Die Beklagte behauptet, die in der Anlage K12 abgebildete Verzahnung habe nichts mit der angegriffenen Ausführungsform zu tun. Die Wälzkurve sei nicht richtig ermittelt worden. Sie könne nur dadurch ermittelt werden, dass das relevante Ritzel im Kolben gelagert werde, auf der Zahnstange ablaufe und die lokalen Verhältnisse in jeder Position der Drehung vermessen würden. Dies sei nicht erfolgt. Es sei ebenfalls nicht nachvollziehbar, wie die Winkel gemessen worden seien. Die Winkel seien nicht, wie in der Patentschrift beschrieben, vermessen worden und im Übrigen aufgrund der fehlerhaften Ermittlung des Wälzkurvenverlaufs falsch.
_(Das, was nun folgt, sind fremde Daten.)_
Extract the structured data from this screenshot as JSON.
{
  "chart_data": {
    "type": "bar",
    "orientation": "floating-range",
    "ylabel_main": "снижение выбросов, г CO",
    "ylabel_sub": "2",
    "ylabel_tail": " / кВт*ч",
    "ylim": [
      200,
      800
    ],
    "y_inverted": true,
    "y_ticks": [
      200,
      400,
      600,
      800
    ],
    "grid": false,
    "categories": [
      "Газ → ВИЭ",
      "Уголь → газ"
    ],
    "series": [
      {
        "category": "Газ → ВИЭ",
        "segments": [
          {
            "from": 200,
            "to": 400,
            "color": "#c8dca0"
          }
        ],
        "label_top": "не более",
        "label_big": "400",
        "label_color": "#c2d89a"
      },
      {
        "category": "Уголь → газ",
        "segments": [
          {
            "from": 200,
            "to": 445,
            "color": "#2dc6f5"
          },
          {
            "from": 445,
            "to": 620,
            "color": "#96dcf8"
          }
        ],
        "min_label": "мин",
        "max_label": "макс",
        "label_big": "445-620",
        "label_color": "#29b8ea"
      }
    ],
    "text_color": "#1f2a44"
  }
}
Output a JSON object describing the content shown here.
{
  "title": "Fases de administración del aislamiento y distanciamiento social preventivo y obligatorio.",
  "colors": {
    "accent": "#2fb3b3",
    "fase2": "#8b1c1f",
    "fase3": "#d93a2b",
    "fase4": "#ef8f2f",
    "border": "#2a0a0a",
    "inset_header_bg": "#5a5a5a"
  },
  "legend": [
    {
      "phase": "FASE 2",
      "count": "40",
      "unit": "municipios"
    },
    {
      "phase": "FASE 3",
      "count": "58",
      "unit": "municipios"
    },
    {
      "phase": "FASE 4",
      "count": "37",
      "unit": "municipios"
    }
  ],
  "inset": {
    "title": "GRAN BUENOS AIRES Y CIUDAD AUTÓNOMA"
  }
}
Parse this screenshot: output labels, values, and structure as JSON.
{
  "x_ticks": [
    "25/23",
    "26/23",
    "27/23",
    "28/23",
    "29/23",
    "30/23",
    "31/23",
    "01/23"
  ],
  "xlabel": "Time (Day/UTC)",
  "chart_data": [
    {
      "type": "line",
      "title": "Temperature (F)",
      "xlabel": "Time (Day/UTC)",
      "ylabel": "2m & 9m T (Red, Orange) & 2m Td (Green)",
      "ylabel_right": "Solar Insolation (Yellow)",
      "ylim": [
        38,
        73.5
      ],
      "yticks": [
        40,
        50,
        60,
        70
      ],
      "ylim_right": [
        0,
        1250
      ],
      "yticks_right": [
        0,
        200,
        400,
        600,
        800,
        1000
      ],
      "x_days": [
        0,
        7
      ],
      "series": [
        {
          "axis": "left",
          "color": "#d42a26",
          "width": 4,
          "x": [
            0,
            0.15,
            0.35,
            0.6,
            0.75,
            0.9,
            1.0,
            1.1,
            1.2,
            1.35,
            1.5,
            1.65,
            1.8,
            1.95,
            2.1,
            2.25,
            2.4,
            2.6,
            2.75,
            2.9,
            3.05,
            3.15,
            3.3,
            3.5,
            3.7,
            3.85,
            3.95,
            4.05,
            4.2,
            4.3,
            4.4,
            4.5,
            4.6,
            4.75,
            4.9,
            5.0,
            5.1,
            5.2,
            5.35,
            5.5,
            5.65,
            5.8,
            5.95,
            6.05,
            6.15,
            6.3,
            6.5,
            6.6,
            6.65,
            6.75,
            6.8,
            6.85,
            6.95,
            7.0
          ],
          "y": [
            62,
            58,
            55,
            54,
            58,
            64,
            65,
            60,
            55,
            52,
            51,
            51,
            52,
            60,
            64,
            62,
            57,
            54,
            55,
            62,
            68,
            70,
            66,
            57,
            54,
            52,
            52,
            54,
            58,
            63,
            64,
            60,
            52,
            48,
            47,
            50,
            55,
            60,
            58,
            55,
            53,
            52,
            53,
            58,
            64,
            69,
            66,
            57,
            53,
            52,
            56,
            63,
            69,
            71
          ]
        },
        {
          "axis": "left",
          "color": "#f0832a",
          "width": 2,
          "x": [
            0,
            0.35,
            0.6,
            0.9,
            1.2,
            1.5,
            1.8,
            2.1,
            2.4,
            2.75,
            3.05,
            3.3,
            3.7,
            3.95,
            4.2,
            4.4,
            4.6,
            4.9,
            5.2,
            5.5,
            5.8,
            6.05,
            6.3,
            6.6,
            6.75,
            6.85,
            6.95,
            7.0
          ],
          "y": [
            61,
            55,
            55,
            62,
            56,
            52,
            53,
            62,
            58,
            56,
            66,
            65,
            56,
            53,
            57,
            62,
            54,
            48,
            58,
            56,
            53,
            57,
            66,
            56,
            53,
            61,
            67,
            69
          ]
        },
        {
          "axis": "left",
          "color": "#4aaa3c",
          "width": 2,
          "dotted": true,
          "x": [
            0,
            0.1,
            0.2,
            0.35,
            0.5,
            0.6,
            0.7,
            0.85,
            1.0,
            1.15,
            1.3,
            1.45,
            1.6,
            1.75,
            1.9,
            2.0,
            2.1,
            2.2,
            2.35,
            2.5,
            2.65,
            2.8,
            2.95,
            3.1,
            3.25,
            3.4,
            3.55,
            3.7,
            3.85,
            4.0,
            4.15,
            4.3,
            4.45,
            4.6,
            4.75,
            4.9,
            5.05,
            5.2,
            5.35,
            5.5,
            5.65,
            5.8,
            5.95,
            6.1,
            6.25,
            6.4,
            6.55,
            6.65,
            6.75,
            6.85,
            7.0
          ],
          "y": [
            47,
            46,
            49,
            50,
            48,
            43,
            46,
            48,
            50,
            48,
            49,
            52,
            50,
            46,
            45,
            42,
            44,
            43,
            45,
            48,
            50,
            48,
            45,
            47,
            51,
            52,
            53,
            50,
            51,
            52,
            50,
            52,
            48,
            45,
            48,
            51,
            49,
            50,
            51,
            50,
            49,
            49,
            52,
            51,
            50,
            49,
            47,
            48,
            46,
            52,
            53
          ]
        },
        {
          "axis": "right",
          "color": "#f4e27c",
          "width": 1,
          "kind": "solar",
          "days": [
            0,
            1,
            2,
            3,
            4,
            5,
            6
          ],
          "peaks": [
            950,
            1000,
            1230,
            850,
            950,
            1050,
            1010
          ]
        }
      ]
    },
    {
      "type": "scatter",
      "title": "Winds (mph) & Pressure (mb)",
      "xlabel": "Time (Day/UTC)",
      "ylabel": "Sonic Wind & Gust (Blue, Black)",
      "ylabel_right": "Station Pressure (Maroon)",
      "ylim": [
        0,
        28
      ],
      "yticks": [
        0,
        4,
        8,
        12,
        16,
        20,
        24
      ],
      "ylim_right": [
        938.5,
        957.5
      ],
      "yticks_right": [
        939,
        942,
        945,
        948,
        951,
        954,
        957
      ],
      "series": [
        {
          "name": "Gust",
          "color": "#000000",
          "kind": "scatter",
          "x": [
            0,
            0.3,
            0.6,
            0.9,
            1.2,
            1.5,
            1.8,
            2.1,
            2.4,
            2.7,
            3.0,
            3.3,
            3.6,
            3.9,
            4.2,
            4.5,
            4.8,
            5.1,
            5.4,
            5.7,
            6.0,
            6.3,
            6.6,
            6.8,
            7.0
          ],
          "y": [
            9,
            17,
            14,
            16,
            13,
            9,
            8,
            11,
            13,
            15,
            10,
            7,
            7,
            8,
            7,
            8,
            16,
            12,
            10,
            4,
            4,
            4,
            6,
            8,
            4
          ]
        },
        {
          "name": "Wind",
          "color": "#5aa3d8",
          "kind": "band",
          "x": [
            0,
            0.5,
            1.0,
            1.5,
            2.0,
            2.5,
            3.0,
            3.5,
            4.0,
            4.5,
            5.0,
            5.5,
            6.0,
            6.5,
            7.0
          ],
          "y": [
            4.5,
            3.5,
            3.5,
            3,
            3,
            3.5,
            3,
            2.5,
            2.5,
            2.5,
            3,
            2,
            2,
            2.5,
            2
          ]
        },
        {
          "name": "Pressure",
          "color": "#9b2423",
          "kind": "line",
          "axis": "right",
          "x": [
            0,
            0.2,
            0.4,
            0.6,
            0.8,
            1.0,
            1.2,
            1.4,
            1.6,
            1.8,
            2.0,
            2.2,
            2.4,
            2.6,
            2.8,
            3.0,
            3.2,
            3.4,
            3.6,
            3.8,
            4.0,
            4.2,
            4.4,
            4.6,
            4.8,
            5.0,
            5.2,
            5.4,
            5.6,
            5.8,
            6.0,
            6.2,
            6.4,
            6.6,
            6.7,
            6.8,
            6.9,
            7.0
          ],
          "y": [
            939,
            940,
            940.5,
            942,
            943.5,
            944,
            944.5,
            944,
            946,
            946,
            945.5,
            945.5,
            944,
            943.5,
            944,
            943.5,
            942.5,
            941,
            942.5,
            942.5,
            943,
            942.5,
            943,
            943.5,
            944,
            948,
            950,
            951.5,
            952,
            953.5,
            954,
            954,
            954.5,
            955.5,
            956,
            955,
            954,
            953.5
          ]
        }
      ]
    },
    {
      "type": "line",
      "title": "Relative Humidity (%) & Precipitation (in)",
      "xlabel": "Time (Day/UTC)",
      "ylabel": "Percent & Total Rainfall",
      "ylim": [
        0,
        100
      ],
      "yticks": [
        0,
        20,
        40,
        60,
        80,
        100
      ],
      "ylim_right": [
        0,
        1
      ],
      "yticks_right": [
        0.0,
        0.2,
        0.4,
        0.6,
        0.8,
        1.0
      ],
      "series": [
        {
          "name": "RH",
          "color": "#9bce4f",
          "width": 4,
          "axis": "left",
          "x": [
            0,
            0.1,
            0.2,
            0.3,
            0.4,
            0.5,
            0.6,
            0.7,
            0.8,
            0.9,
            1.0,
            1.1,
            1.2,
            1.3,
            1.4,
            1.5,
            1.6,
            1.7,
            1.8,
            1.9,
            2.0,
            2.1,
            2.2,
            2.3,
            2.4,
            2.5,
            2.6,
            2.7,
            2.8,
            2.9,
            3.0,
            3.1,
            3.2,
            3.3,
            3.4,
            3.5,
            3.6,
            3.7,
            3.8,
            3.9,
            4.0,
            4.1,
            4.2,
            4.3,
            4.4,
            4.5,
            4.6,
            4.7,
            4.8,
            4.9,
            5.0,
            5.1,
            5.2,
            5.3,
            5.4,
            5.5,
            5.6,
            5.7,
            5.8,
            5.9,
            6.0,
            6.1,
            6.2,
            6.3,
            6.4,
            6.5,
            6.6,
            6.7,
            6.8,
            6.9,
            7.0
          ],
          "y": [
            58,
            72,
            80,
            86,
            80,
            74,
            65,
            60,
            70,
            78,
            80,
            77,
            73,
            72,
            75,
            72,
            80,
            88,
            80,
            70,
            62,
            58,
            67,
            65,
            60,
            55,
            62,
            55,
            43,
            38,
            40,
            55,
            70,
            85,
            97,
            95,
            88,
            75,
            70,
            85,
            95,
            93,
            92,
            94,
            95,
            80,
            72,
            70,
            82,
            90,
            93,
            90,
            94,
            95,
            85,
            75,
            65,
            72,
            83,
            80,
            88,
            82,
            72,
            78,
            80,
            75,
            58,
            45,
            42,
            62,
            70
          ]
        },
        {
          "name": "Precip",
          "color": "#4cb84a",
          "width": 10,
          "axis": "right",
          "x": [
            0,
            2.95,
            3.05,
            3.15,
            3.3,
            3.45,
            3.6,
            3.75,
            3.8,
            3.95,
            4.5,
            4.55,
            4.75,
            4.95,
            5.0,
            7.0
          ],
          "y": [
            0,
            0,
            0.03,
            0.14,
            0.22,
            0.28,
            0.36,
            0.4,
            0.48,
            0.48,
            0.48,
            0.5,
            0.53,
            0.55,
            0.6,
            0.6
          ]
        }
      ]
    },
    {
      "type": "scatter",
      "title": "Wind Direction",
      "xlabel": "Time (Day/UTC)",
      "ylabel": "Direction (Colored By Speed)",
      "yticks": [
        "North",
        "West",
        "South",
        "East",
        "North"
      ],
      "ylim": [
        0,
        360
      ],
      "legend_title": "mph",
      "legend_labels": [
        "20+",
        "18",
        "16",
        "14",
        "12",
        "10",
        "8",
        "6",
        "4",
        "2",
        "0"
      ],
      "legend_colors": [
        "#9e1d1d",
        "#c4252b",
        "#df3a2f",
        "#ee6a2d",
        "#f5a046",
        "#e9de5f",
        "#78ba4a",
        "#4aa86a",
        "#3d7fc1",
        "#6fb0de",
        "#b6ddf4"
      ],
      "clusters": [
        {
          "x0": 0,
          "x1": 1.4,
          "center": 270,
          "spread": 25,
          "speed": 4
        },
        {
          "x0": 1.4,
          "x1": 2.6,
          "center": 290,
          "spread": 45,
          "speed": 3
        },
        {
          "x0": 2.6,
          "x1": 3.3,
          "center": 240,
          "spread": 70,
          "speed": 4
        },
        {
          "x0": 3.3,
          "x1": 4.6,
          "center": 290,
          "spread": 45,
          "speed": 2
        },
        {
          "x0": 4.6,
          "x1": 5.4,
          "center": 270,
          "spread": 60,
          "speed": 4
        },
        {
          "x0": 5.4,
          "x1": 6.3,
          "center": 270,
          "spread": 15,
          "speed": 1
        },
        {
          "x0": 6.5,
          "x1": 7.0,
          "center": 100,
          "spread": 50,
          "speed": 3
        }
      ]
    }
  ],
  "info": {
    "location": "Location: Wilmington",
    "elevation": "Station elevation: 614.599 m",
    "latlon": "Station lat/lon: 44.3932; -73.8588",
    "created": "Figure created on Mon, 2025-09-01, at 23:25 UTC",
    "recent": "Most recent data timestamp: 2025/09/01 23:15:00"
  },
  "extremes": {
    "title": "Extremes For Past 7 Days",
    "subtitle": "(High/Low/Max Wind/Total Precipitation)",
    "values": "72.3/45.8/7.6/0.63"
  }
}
Die Zähne des Ritzels und der Zahnstange seien auf das gleiche Bezugsprofil zurückzuführen. Auch die Zähne der Zahnstange seien symmetrisch und würden einen Flankenwinkel von einheitlich 20° aufweisen. Dies ergebe sich auch aus der allgemeinen Verzahnungsgeometrie.
Die Beklagte ist der Auffassung, auch für den Fall, dass die Messergebnisse richtig seien, sei der kennzeichnende Teil des Klagepatentanspruchs nicht verwirklicht. Sie behauptet, bei den Unterschieden zwischen den jeweils rechten und linken Flankenwinkeln handele es sich um geringe Abweichungen im Bereich üblicher Fertigungstoleranzen. Der Fachmann habe keine Zweifel, dass die Zähne durch einen einheitlichen Flankenwinkel von 20° definiert seien. Der Flankenwinkel variiere nicht und die Zähne seien nicht unsymmetrisch. Zudem habe die Wälzkurve ihre größte Steigung und damit ihren Wendepunkt im Bereich des fünften Zahns (das ist der vierte gemessene Zahn), der den spitzeren Winkel an der rechten Flanke habe. Auch dies schließe eine Verwirklichung der Lehre des Klagepatents aus.
Der Fachmann schließe aus dem kennzeichnenden Teil des Patentanspruchs, dass immer dann, wenn ein unsymmetrischer Zahn vorhanden sei, der spitzere Flankenwinkel auf der mit Druck belasteten Seite liegen müsse. Eine umgekehrte Unsymmetrie sei ausgeschlossen. Durch den „umgekehrt unsymmetrischen“ fünften Zahn würden die durch das Patent bezweckten Wirkungen wieder aufgehoben.
Entscheidungsgründe
Der mittlerweile für erledigt erklärte Klageantrag zu I.1c) ist dahingehend auszulegen, dass er dem Wortlaut des Klagepatentanspruchs 9 entsprechen sollte. Zwar hat die Klägerin in der mündlichen Verhandlung vom 30.10.2007 den Antrag mit der Ergänzung „zur Reduzierung der Wandreibung“ hinter dem Wort „wobei“ im dritten Absatz des Klageantrags zu I.1c) gestellt. Dieser Einschub wurde jedoch lediglich versehentlich eingefügt. Dem Gericht ist bekannt, dass dieser Rechtsstreit zusammen mit den Parallelsachen 4a O xxx/06 und 4a O xxx/06 am Terminstag verhandelt worden ist und gleichlautende Ergänzungen auch in den beiden anderen Verfahren gestellt worden sind. Die Ergänzungen wurden auf Anregung des Gerichts im Hinblick auf den Wortlaut des jeweiligen Klagepatents vorgenommen. Im vorliegenden Fall enthält der geltend gemachte Klagepatentanspruch 9 aber weder das Wort „wobei“, noch die Wendung „zur Reduzierung des Wandreibung.“ Vor diesem Hintergrund ist eine Auslegung des Klageantrags angebracht, wonach die oben genannte Einfügung nicht Gegenstand des Antrags sein soll. Eine Einschränkung oder Erweiterung des Antrags in der Sache ist damit nicht verbunden.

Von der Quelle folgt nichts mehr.